The present manuscript is an especially rich Book of Hours. Sixty-six pages show illuminated scenes, some of which form narratives. Each full-page miniature is surrounded by full borders on a field of gold, painted in the Ghent-Bruges style. Each smaller miniature also has one or two ornamented borders of the same high quality. The illumination can be attributed to two different hands: one artist close to the Master of Charles V and the Master of Cardinal Wolsey.
The book's patron is presumably represented in the miniature of the guardian angel. He may have lived in the diocese of Cambrai, as is indicated by the liturgical use of the book. In 1508, the town was temporarily the centre of European nobility, as representatives of the Pope, Emperor, and French King resided there to conclude the – short-lived – League of Cambrai.

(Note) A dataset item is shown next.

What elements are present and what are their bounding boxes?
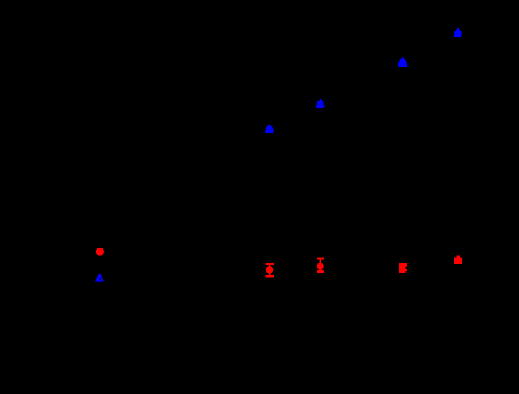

This small ‘treasure’ of a manuscript contains numerous leaves with illusionistic schemes painted in the famous Ghent-Bruges style. These borders are filled with delicate flowers, birds, and insects, mostly on a golden base or on a ground of a fine mix of alternating pastels.
Renaissance elements are mostly absent. Some scenes show inscriptions in text scrolls, others are encased by decorative letters. A few borders contain scenes within a winding plant stem or present a geometric design with exquisite jewels, pearls, and gems. The major text openings are presented on adjacent pages, the decoration forming a single unit presented in fine harmony. Although gold and silver are richly applied, overall, halos are modestly drawn and consist of thin golden circles.
One image in particular, that of the Corpus Christi venerated by high-ranking officials, including the Holy Roman Emperor, is remarkable and could point to the identity of the first owner of this book, who has not yet been detected for want of a coat-of-arms or inscriptions.